Interested participants will be invited to participate in a funding workshop later in the week, focussed on enabling future United Kingdom – Australian collaboration.
Schedule:
1.00pm: Welcome
1.05pm – 1.30pm: Overview & Transnational Cultural Data Landscapes (James Smithies and Rachel Fensham)
1.30pm – 2.50pm
PANEL 1: “What are we doing with national collections in this period of decolonising data?”
- Gabriele Salciute Civiliene (King’s College London): ‘Cultural Heritage Data Through the Lens of Geopolitical Crisis: A Case Study of Wooden Churches in Ukraine’
- Jessica Witte (University of Edinburgh): ‘Crowdsourcing Digital Curation: An Exploration of the Internet Archive’s Text Collections’
- Patricia Murrieta Flores (Lancaster University): ’Can we ever reach decolonial Artificial Intelligence’
- Chris Hay (Flinders University): ‘Six Degrees of Simon Stone: Decentring the Auteur’
2.50pm – 3.00pm: Break
3.00pm – 4.30pm
PANEL 2: “In what ways are advanced technologies shifting how we consider historical and contemporary data representations?”
- Laura Gibson (King’s College London): TBC
- Scott Wark (University of Kent): ‘How to find what’s not there: Data’s present absences’
- Zeena Feldman (King’s College London): ‘New and Old: On Technologies of Migrant Storytelling’
- Tyne Daile Sumner (University of Melbourne): ‘Australian Cultural Data: Biography, Politics, Gender’
4.30pm – 5.00pm: Responses & discussion
About ACD-Engine
The Australian Cultural Data Engine is a multidisciplinary project based at the University of Melbourne that harnesses leading cultural databases to analyse cultural production, artistic networks, and the socio-economic implications of arts and cultural data. We aim to improve the quality of cultural data available to researchers, industry and government and to facilitate interoperability across platforms, systems and regions.
About King’s Digital Lab
King’s Digital Lab (KDL) is based in the Faculty of Arts at King’s College London. We are more than software developers: we are Research Software Engineers (RSEs) with decades of collective experience working with researchers from a variety of disciplines to achieve their goals. We develop research solutions iteratively, using a range of tools and processes that can handle the most common challenges of digital research in the humanities and social sciences. We build resources designed to answer questions, store content, publish results, and push the boundaries of computationally- intensive research.
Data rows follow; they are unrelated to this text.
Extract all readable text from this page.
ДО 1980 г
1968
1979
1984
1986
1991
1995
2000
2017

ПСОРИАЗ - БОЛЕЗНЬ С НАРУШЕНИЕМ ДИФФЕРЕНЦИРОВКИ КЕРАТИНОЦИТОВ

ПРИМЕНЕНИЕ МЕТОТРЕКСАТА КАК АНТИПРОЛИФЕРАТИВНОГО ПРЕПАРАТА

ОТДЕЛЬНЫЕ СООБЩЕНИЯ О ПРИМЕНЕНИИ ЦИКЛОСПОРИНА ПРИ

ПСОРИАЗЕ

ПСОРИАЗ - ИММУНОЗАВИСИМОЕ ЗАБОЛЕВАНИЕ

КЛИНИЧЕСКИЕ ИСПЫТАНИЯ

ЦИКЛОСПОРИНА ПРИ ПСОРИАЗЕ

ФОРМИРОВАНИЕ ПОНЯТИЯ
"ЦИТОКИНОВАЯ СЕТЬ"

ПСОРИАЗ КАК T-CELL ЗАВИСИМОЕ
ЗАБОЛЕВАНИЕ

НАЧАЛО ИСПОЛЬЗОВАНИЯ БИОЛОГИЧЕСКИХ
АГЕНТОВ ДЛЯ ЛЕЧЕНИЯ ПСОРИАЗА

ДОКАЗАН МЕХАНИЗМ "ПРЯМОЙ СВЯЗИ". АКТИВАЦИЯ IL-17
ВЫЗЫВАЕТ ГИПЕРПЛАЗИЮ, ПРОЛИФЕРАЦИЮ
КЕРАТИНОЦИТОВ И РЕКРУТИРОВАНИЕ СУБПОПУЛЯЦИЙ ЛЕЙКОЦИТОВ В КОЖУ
King’s Department of Digital Humanities
Digital Humanities, in one form or another, has been researched, studied and taught at King’s College London since the 1970s. With over 700 postgraduate and undergraduate students currently enrolled in courses in the Department, many seek the skills to acquire, analyse, interpret and present computational data. Our large range of undergraduate and postgraduate modules encourage students to engage in critical inquiry with and about the digital.